First Fruits by John Valentine Haidt, circa. 1760.
I don’t like this painting. Aside from its poor preservation, it seems proto-shitlib. Something about it. I guess I put it here for that reason, and for its historical importance. I don’t think I need to explain the meaning here. This painting is displayed at the Moravian settlement/college in Bethlehem, PA, which I’ve been to. Moravians are descended from Jan Hus, but aren’t really the same thing, confessional Hussites just became Lutheran, while Moravians were heavily influenced by Pietism and Count Zinzendorf. They have done much missionary work, but I fear the church at home has all decayed into what most mainline churches have, with maybe less extremity, as the missionary work still continues. Zinzendorf actually permitted female pastors, but this was done away with after his death, so they frame it as going back to his vision. Moravian seem to be like a more Christian version of Quakers in their attitudes. We’ll get to Quakers at some point in this series.
The Bagpipe Lesson by Henry Ossawa Tanner, 1893
This painting was my profile picture here on Substack at the start. I chose it because it depicts a culture that forms part of my own lineage. Well, I THOUGHT it did, but no, it’s Breton. My ancestors didn’t even play bagpipes! It’s still a good painting
Destruction of Sodom and Gomorrah by Henry Ossawa Tanner, 1929-30
Sodom and Gomorrah, 1920
These paintings are years apart from one another, but are basically variations of one another. The first being a wider landscape, while the second is smaller, with Lot’s family more prominent and a divine/angel figure behind them as they flee from the destroyed cities. Both show the smoke plumes dissipating into the blue air. I find both to be striking images, which is why I made the more square one the icon for this page from the very start.
Sir Charles Coote, 1st Baronet of Castle Cuffe by Cornelis Janssens van Ceulen, ca. 1630
This painting is not American at all.
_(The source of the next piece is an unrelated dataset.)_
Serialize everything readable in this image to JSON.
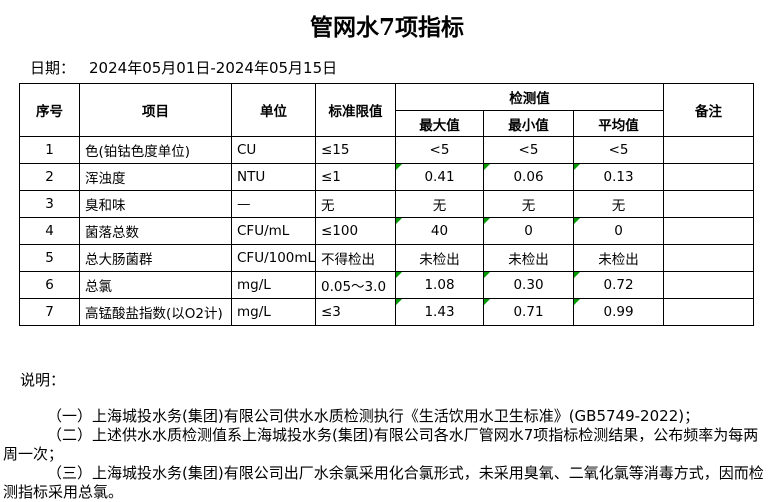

It depicts Sir Charles Coote, who is most known for massacring Irish Catholics, notably Friar Peter O’Higgins, who was later beatified by Catholics, and actually saved Protestant lives during previous bouts of sectarian violence. He also might be my 12th great-grandfather (there’s one link that I’ve begun to call into question). And I think that’s kind of neat. So I made it my new profile picture. This isn’t an endorsement of his actions, except maybe in a jokey way. I figured that I should have some European pieces in the American Gallery, as America is a product of Europe. In the future, I will keep it to just one per article, but I figured I should start by covering all the paintings I’ve used on here previously, and with most of Henry Ossawa Tanner’s paintings being made in Paris, there isn’t as much American-made art in this installment, but I’ll allow it just this once.